Note: RWKV-6 requires a one-time weight conversion from pytorch_model.bin to model.safetensors using scripts/convert_rwkv_to_safetensors.py, and uses a custom Trie-based tokenizer (rwkv_vocab_v20230424.txt) instead of the standard HuggingFace tokenizer.json.

MI for the Rest of Us

PLIP-rs demonstrates that meaningful mechanistic interpretability research is possible with consumer hardware. This wasn't easy—running 7B parameter models with full attention extraction on 16GB VRAM required:

  • KV-cache with hybrid steering: Cache K,V tensors during prompt processing, then generate efficiently with full steering compatibility. Enables steering experiments without full sequence recomputation.
  • Shared mask caching: Attention masks (16MB+ for seq_len=2048) are cached by (seq_len, device, dtype) and reused across all model backends, avoiding repeated allocations.
  • Memory-limited generation: Automatic cache trimming to 75% when memory limits are exceeded, enabling long-context generation within VRAM constraints.
  • Rust/candle instead of Python/PyTorch: no garbage collector means deterministic deallocation of tensors, giving precise control over peak VRAM usage.
  • Model-agnostic corpus format to avoid redundant preprocessing per model.

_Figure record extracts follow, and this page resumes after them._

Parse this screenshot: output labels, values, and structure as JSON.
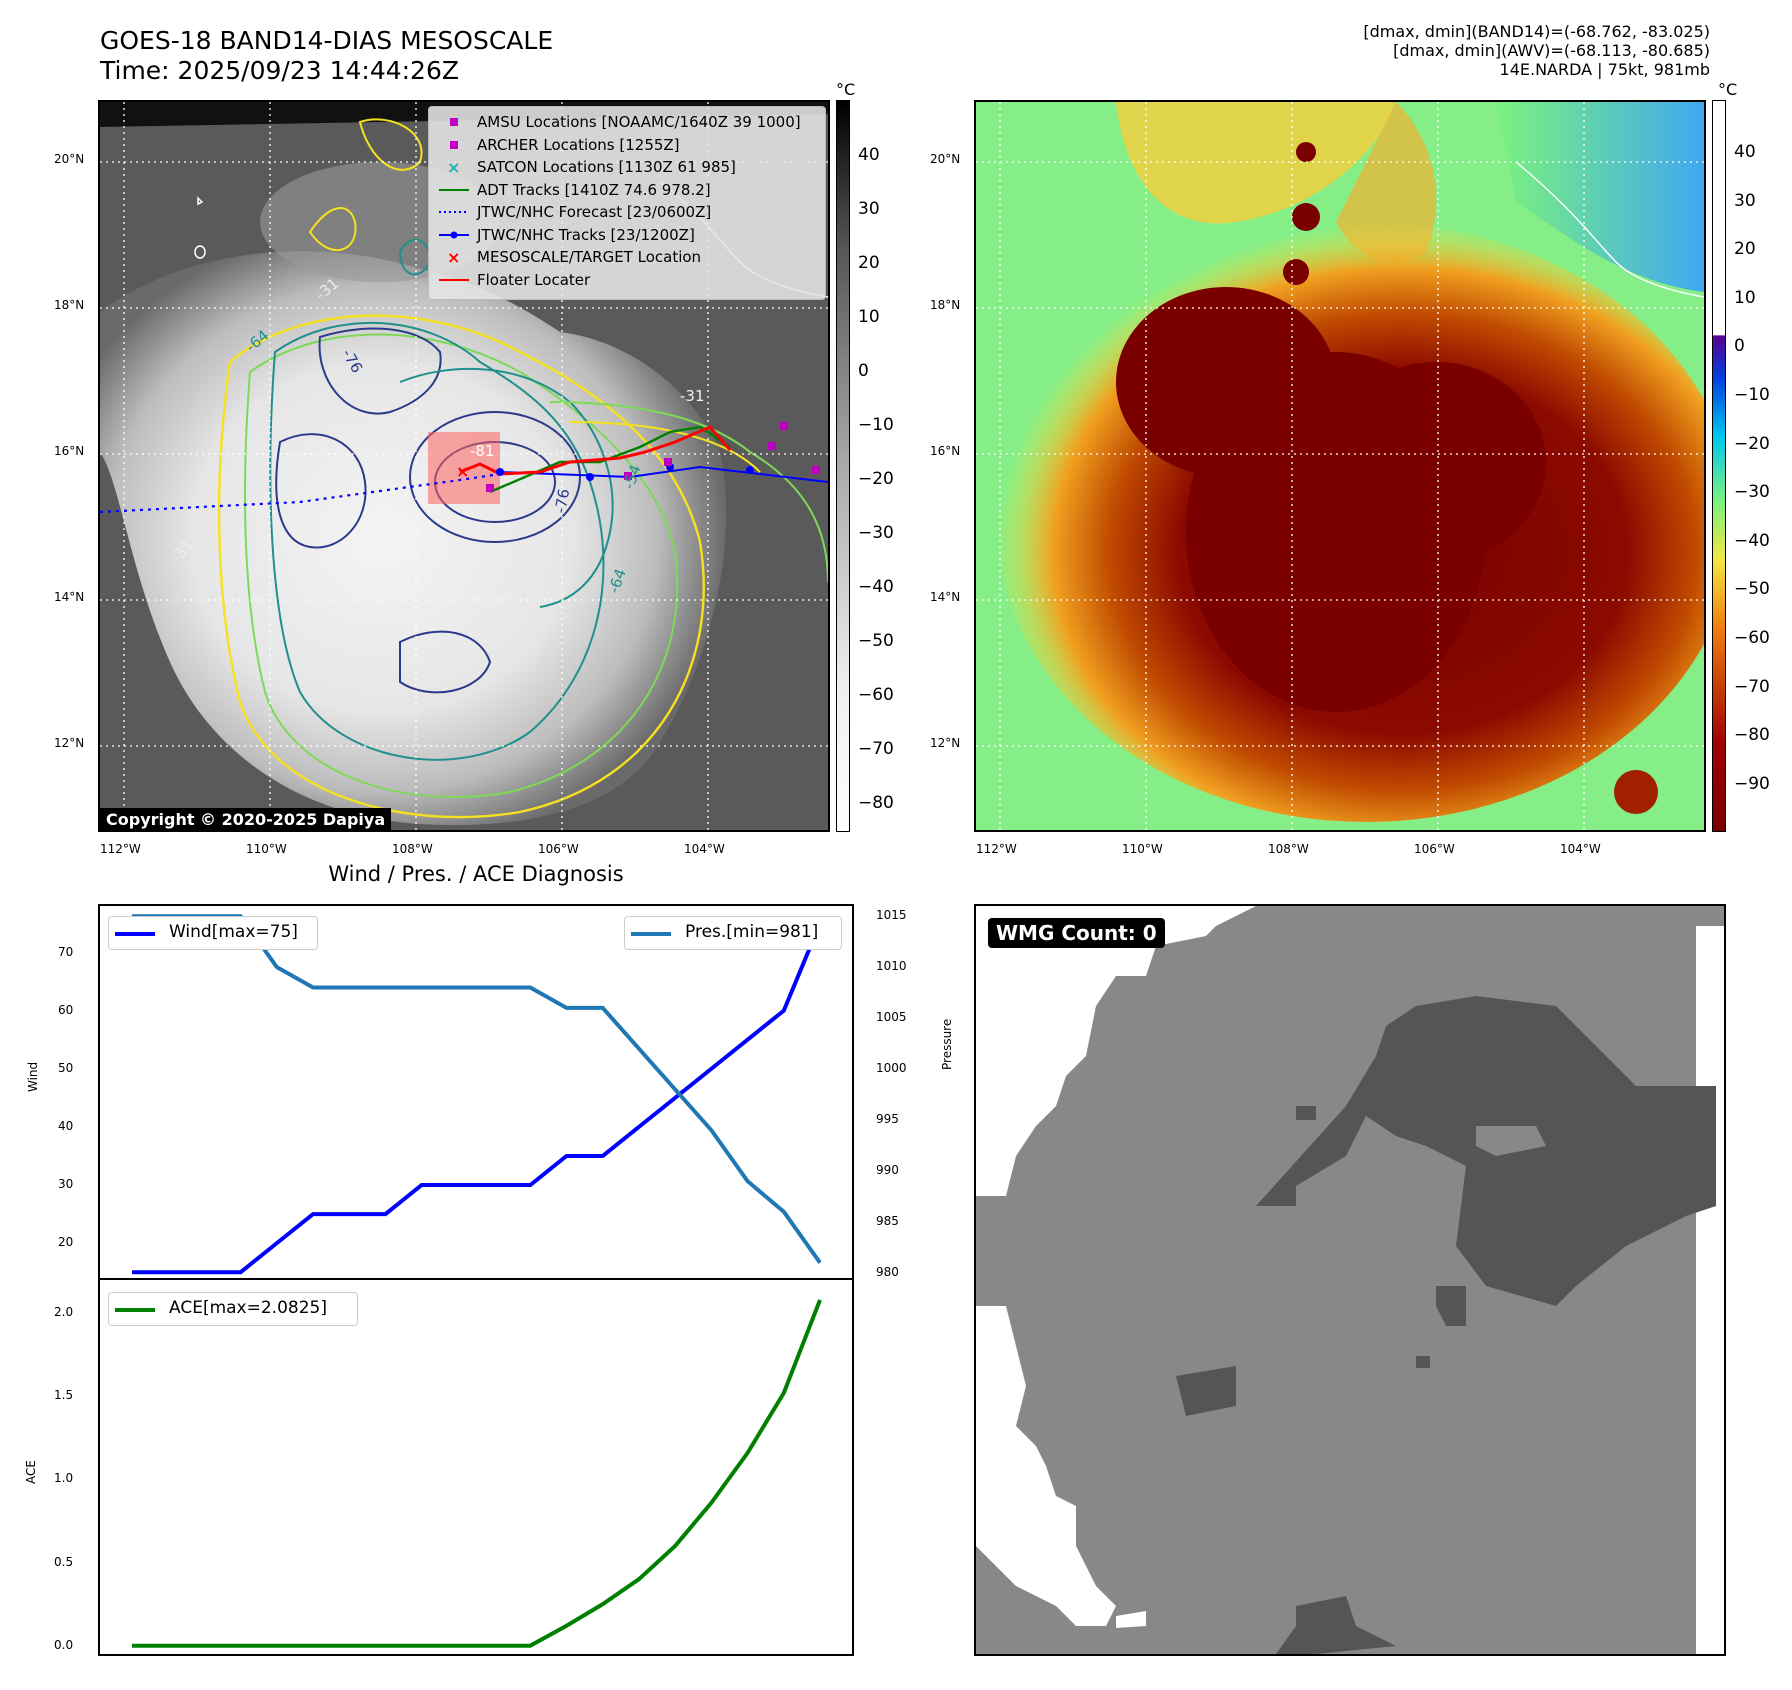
{
  "header": {
    "title_line1": "GOES-18 BAND14-DIAS MESOSCALE",
    "title_line2": "Time: 2025/09/23 14:44:26Z",
    "info_line1": "[dmax, dmin](BAND14)=(-68.762, -83.025)",
    "info_line2": "[dmax, dmin](AWV)=(-68.113, -80.685)",
    "info_line3": "14E.NARDA | 75kt, 981mb"
  },
  "map_axes": {
    "lat_labels": [
      "20°N",
      "18°N",
      "16°N",
      "14°N",
      "12°N"
    ],
    "lon_labels": [
      "112°W",
      "110°W",
      "108°W",
      "106°W",
      "104°W"
    ]
  },
  "colorbar_left": {
    "unit": "°C",
    "ticks": [
      "40",
      "30",
      "20",
      "10",
      "0",
      "−10",
      "−20",
      "−30",
      "−40",
      "−50",
      "−60",
      "−70",
      "−80"
    ]
  },
  "colorbar_right": {
    "unit": "°C",
    "ticks": [
      "40",
      "30",
      "20",
      "10",
      "0",
      "−10",
      "−20",
      "−30",
      "−40",
      "−50",
      "−60",
      "−70",
      "−80",
      "−90"
    ]
  },
  "legend": [
    {
      "label": "AMSU Locations [NOAAMC/1640Z 39 1000]",
      "color": "#c000c0",
      "symbol": "square"
    },
    {
      "label": "ARCHER Locations [1255Z]",
      "color": "#c000c0",
      "symbol": "square"
    },
    {
      "label": "SATCON Locations [1130Z 61 985]",
      "color": "#20b2aa",
      "symbol": "x"
    },
    {
      "label": "ADT Tracks [1410Z 74.6 978.2]",
      "color": "#008000",
      "symbol": "line"
    },
    {
      "label": "JTWC/NHC Forecast [23/0600Z]",
      "color": "#0000ff",
      "symbol": "dotted"
    },
    {
      "label": "JTWC/NHC Tracks [23/1200Z]",
      "color": "#0000ff",
      "symbol": "line-dot"
    },
    {
      "label": "MESOSCALE/TARGET Location",
      "color": "#ff0000",
      "symbol": "x"
    },
    {
      "label": "Floater Locater",
      "color": "#ff0000",
      "symbol": "line"
    }
  ],
  "contour_labels": [
    "-31",
    "-64",
    "-76",
    "-31",
    "-31",
    "-76",
    "-64",
    "-54",
    "-81"
  ],
  "copyright": "Copyright © 2020-2025 Dapiya",
  "wmg": {
    "label": "WMG Count: 0"
  },
  "chart_data": [
    {
      "type": "line",
      "title": "Wind / Pres. / ACE Diagnosis",
      "x": [
        0,
        1,
        2,
        3,
        4,
        5,
        6,
        7,
        8,
        9,
        10,
        11,
        12,
        13,
        14,
        15,
        16,
        17,
        18,
        19
      ],
      "ylabel": "Wind",
      "y2label": "Pressure",
      "ylim": [
        14,
        78
      ],
      "y2lim": [
        979.5,
        1016
      ],
      "yticks": [
        20,
        30,
        40,
        50,
        60,
        70
      ],
      "y2ticks": [
        980,
        985,
        990,
        995,
        1000,
        1005,
        1010,
        1015
      ],
      "series": [
        {
          "name": "Wind[max=75]",
          "axis": "left",
          "color": "#0000ff",
          "values": [
            15,
            15,
            15,
            15,
            20,
            25,
            25,
            25,
            30,
            30,
            30,
            30,
            35,
            35,
            40,
            45,
            50,
            55,
            60,
            75
          ]
        },
        {
          "name": "Pres.[min=981]",
          "axis": "right",
          "color": "#1f77b4",
          "values": [
            1015,
            1015,
            1015,
            1015,
            1010,
            1008,
            1008,
            1008,
            1008,
            1008,
            1008,
            1008,
            1006,
            1006,
            1002,
            998,
            994,
            989,
            986,
            981
          ]
        }
      ]
    },
    {
      "type": "line",
      "x": [
        0,
        1,
        2,
        3,
        4,
        5,
        6,
        7,
        8,
        9,
        10,
        11,
        12,
        13,
        14,
        15,
        16,
        17,
        18,
        19
      ],
      "ylabel": "ACE",
      "ylim": [
        -0.05,
        2.2
      ],
      "yticks": [
        0.0,
        0.5,
        1.0,
        1.5,
        2.0
      ],
      "ytick_labels": [
        "0.0",
        "0.5",
        "1.0",
        "1.5",
        "2.0"
      ],
      "series": [
        {
          "name": "ACE[max=2.0825]",
          "color": "#008000",
          "values": [
            0,
            0,
            0,
            0,
            0,
            0,
            0,
            0,
            0,
            0,
            0,
            0,
            0.12,
            0.25,
            0.4,
            0.6,
            0.86,
            1.16,
            1.52,
            2.08
          ]
        }
      ]
    }
  ]
}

The result: statistically significant findings (p < 0.0002) in 4 of 6 transformer models, plus revealing architecture-dependent variation in the remaining 2, and the first state knockout results on RWKV-6 (p = 0.018) — all on hardware that costs ~$500, not $50,000.

Why this matters:

  • Democratizes MI research beyond well-funded labs
  • Proves consumer GPUs are viable for attention analysis
  • Open-source tooling (candle + PLIP-rs) enables reproducibility
  • Lowers the barrier for researchers to investigate model internals

If you're doing MI research on limited hardware, we hope PLIP-rs helps. PRs welcome for further memory optimizations.

License

Apache 2.0

Citation

@software{plip_rs,
  title = {PLIP-rs: Programming Language Internal Probing in Rust},
  author = {Jacopin, Eric and Claude},
  year = {2026},
  note = {Attention analysis for AIware 2026},
  url = {https://github.com/PCfVW/plip-rs}
}

About

Mechanistic interpretability toolkit for code LLMs, in Rust. Analysis of attention patterns in transformers (StarCoder2 3B, Qwen2.5-Coder 3B & 7B, CodeGemma 7B, Phi-3-mini-4k, Code-LLaMA-7B) and state dynamics in RNNs (RWKV-6-Finch-1B6).